RV Batteries

The two most common causes for RV battery collapse are undercharging and overcharging.

Undercharging is a consequence of batteries being discharged rather than fully recharged between cycles. If a battery is not recharged the sulfate material that attaches to the discharged parts of these plates starts to harden into crystals. Over time this sulfate cannot be converted back into active plate material and the battery is ruined. This also occurs when a battery stays discharged for an elongated time period, like during memory. Sulfation is the number one cause of battery failure. The second leading cause of battery failure is overcharging. Overcharging batteries results in severe water reduction and plate corrosion. With that said let’s look at how to properly store your RV batteries.

Before we speak about keeping the batteries we need to discuss battery safety. And the hydrogen gas which batteries create when they’re charging is very volatile. When you work around batteries you want to wear goggles and gloves, remove all jewelry and do not smoke or use any open flames.

Caution: If you inadvertently get battery acid on your skin, flush it with a great deal of water and if it gets in the eyes flush with low pressure water for 15 minutes and call a physician.

When you place the RV in long term storage it’s a fantastic idea to remove the batteries and put them in storage also. This is rather simple to do. The first thing we would like to do is visually inspect the batteries for any obvious damage. Any fluid on or around the battery might be an indication that electrolyte is leaking out of the battery. A leaking or damaged battery ought to be replaced promptly.
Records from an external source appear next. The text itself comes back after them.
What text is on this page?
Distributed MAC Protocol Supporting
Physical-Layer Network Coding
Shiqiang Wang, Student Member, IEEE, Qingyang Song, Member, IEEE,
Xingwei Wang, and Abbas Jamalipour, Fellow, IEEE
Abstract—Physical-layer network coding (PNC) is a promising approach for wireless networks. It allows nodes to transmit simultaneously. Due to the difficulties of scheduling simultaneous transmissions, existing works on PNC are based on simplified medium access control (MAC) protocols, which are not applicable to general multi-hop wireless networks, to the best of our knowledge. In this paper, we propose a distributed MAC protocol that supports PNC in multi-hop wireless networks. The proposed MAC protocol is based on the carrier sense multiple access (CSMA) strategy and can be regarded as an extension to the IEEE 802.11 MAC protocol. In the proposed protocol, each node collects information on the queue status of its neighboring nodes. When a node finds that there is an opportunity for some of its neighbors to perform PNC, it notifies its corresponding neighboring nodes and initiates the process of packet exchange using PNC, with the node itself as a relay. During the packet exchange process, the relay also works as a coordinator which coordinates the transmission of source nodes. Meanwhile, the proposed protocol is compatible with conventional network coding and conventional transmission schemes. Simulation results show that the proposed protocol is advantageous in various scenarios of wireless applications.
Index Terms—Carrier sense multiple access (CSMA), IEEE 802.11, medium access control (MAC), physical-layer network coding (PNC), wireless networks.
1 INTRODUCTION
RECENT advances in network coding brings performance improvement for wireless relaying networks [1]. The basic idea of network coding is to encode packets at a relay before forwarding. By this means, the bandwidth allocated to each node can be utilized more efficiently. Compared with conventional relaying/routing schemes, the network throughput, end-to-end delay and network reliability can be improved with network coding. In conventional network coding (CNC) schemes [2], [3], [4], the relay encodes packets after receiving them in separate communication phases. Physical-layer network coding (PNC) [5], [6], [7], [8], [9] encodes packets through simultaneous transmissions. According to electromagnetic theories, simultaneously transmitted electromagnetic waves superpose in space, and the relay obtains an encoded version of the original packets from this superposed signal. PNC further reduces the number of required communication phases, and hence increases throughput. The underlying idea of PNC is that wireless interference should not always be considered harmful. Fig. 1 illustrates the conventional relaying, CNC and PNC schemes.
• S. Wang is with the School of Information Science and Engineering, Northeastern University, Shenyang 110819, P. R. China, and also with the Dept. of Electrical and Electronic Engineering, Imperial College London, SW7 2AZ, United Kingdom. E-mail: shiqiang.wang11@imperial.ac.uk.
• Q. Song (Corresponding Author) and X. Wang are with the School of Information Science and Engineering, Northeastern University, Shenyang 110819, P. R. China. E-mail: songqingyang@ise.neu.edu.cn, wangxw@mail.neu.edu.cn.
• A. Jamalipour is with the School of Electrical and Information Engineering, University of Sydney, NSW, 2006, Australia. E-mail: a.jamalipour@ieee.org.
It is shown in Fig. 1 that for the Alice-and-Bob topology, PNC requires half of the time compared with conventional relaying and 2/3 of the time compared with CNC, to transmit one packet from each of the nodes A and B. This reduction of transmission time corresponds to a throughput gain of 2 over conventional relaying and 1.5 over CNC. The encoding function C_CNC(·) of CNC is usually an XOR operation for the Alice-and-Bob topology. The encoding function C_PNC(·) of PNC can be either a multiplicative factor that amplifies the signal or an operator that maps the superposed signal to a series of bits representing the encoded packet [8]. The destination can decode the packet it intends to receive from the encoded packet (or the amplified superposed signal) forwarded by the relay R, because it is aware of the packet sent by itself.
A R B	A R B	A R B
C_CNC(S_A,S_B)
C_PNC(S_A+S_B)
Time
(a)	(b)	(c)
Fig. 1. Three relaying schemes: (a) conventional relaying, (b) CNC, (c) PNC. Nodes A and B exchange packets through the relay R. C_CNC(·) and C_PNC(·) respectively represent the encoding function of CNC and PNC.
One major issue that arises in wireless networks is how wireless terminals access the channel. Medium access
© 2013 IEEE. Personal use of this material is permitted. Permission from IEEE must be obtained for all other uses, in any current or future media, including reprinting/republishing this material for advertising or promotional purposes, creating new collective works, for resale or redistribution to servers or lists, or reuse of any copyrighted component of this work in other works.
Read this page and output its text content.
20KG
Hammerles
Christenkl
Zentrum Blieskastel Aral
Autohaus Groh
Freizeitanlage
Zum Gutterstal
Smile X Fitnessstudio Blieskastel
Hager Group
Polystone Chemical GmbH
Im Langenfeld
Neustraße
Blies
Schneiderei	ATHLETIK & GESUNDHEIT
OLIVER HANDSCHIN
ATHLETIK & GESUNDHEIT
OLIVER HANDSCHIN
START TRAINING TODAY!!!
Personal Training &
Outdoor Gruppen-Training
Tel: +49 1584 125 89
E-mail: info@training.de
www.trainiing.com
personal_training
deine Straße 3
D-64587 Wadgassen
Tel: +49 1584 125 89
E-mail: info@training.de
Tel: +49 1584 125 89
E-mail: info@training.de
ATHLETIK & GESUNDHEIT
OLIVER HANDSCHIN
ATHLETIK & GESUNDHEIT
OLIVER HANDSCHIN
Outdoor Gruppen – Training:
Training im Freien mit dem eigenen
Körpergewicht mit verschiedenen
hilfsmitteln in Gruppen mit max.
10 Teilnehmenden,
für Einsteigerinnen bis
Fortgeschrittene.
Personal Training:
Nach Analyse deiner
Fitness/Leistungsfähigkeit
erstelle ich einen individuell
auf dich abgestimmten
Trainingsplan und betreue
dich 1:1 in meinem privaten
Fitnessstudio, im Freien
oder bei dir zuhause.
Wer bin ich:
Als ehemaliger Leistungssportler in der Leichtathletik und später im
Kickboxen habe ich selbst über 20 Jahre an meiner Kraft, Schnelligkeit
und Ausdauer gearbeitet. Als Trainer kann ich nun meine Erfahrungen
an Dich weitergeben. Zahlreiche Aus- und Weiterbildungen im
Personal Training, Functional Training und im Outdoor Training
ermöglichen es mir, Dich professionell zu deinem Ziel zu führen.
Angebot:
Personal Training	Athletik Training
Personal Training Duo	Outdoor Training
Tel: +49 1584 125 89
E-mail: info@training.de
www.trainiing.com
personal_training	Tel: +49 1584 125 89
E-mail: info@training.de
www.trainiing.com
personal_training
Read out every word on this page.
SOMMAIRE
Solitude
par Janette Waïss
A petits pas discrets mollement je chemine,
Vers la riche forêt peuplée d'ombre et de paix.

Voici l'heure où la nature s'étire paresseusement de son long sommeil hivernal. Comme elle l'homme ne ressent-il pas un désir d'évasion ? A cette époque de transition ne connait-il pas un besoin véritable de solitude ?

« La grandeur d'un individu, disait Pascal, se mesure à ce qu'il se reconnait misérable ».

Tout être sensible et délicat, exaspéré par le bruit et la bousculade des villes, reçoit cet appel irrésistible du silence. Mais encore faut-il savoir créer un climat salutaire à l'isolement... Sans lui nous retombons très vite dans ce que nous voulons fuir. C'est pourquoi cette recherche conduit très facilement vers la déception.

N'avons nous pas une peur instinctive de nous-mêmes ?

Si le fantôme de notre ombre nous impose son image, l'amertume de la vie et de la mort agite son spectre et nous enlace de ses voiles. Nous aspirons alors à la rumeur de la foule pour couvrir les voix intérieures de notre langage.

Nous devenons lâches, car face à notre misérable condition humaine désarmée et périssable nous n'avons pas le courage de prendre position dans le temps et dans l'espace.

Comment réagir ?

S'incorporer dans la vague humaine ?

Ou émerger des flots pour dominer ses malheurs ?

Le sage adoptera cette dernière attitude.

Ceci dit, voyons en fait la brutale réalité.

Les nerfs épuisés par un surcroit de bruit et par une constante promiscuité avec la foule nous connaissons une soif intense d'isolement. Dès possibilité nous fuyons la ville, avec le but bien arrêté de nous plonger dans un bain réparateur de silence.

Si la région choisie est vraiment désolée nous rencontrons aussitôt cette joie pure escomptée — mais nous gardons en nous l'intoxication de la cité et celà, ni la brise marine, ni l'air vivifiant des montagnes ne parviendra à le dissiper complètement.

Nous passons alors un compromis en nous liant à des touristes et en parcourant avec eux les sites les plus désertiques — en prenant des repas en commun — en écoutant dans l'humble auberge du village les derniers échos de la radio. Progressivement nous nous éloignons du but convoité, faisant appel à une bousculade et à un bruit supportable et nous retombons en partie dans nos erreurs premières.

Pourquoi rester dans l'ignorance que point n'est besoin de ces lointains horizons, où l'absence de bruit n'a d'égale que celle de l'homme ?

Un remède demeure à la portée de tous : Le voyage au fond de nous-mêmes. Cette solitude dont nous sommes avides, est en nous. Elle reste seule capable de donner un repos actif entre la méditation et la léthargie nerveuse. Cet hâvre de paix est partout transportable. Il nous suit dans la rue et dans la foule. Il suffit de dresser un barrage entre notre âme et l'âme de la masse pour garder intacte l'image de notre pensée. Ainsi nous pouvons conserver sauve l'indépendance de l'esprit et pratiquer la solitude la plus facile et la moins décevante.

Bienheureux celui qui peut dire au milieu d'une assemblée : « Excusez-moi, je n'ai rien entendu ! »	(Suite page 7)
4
Whenever you remove Vapcell battery always make sure you remove the negative cable or terminal first, and then the positive cable.

Battery Tip: When you remove a battery switch off the ignition switch, all electric switches, along with any battery disconnect buttons before you disconnect the battery cables. Whenever you remove any battery cables label them first so you remember how they return on the battery. After you reinstall the battery do it in the reverse sequence. Install the positive cable first and then the negative cable.

Wash the batteries with a 50/50 mixture of baking soda and water if needed, i.e. utilize one pound of baking soda to one gallon of water. You can now check the electrolyte level in each cell and add distilled water if necessary. The minimum level required is at the top of these plates. If it’s below the plates add enough distilled water to cover the plates until you charge the battery.

Examine the battery state of charge with a voltmeter or hydrometer and control any batteries that are at or below 80%. An 80% charge is roughly 12.5 volts for a 12 volt battery and 6.25 volts for a 6 volt battery. Lead sulfation begins when a battery state of charge drops below 80 percent. After charging the batteries assess and fill every cell to 1/8 inch below the fill well with distilled water. Overfilling cells will cause battery acid to float.

Caution: Batteries must just be billed in a well ventilated place and maintain any sparks and open flames away from a battery being charged. Check the electrolyte levels before and charging batteries.

Store the batteries in a cool dry place but not where they could freeze. Batteries in storage will probably loose a percentage of current through internal leakage. It is not unusual for a battery to release up to 10% a month when it is being stored. Cold temperatures slow this natural discharge process down and warmer temperatures speed up the process. Examine the
Stored battery state of charge each month and charge batteries that are at or under an 80% state of charge.

Completely charge the batteries prior to re-installing them next spring. For optimal performance you are able to equalize the batteries as soon as they are fully charged. An equalizing charge is an increase in charging voltage somewhat like a majority charge to convert almost any crystallized lead sulfate into its original parts.